Patrick Reimund, Krankenhausgesellschaft Schleswig-Holstein

Aber, da sind sich Krankenhausgesellschaft und Kassenverband einig, dieses Zielbild fehlt zurzeit, die Entscheidungen bleiben den Trägern überlassen. „Hier ist das Land gefordert, über die Krankenhausplanung nicht nur die Bettenzahl vorzugeben, sondern auch das Leistungsangebot der Häuser zu steuern“, sagt Claudia Straub der taz.

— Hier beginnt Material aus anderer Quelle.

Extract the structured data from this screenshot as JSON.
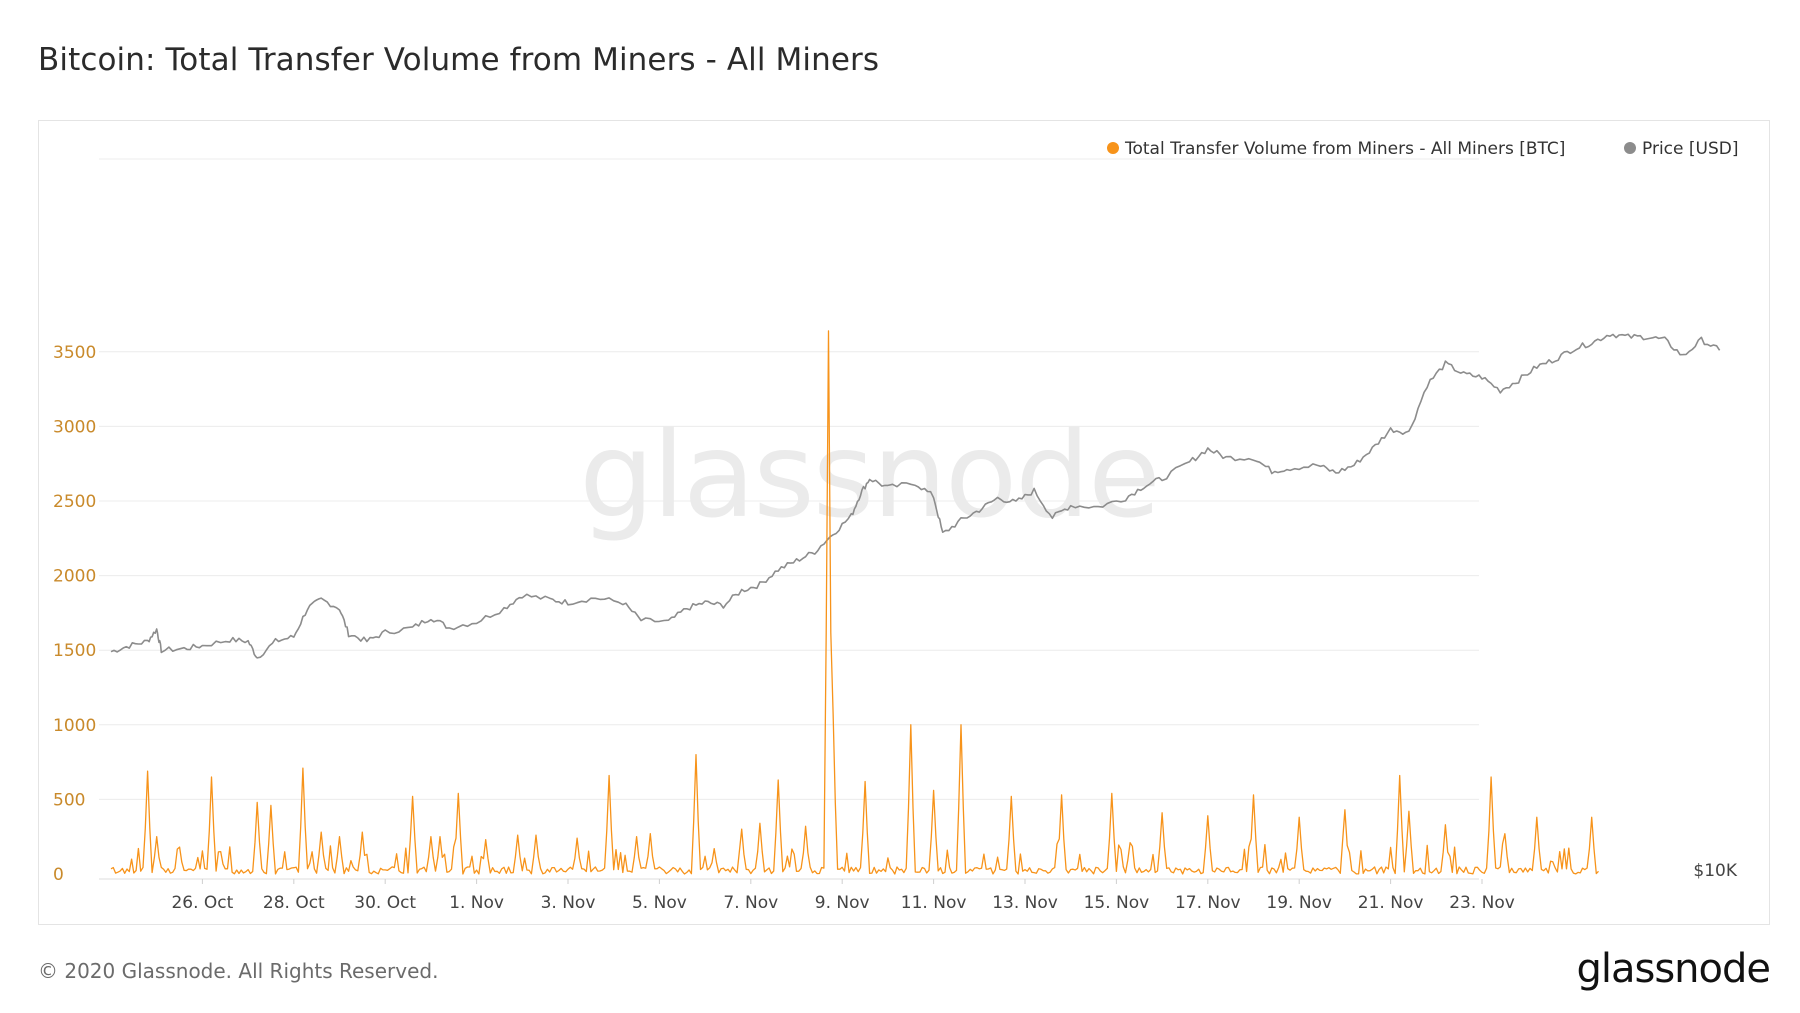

Landesgesundheitsminister Heiner Garg (FDP) kennt die Probleme. Er glaubt, dass es wegen des Mangels an Fachpersonal notwendigerweise zu einer Konzentration der Standorte kommen wird. Er will Kliniken für „Spezialisierungs- und Konzentrationsprozesse“ belohnen und „Mindestausstattung sowie Mindestfallzahlen“ für bestimmte Eingriffe festschreiben – diese Eckpunkte stehen im Diskussionspapier des Ministeriums.

Dennoch fehlt ein klares Leitbild für das Land, und auch für Eckernförde gibt es keinen Rat: „Dem derzeit laufenden Prüfprozess kann nicht vorgegriffen werden“, so Ministeriumssprecher Christian Kohl. Der Kreis diskutiert zurzeit ein Szenario, das die CDU vorgeschlagen hat: Sie möchte beide heutigen Standorte schließen und auf der grünen Wiese eine neue Klinik bauen. Das 600-Betten-Haus würde einen dreistelligen Millionenbetrag kosten. Eine Entscheidung soll im Herbst fallen.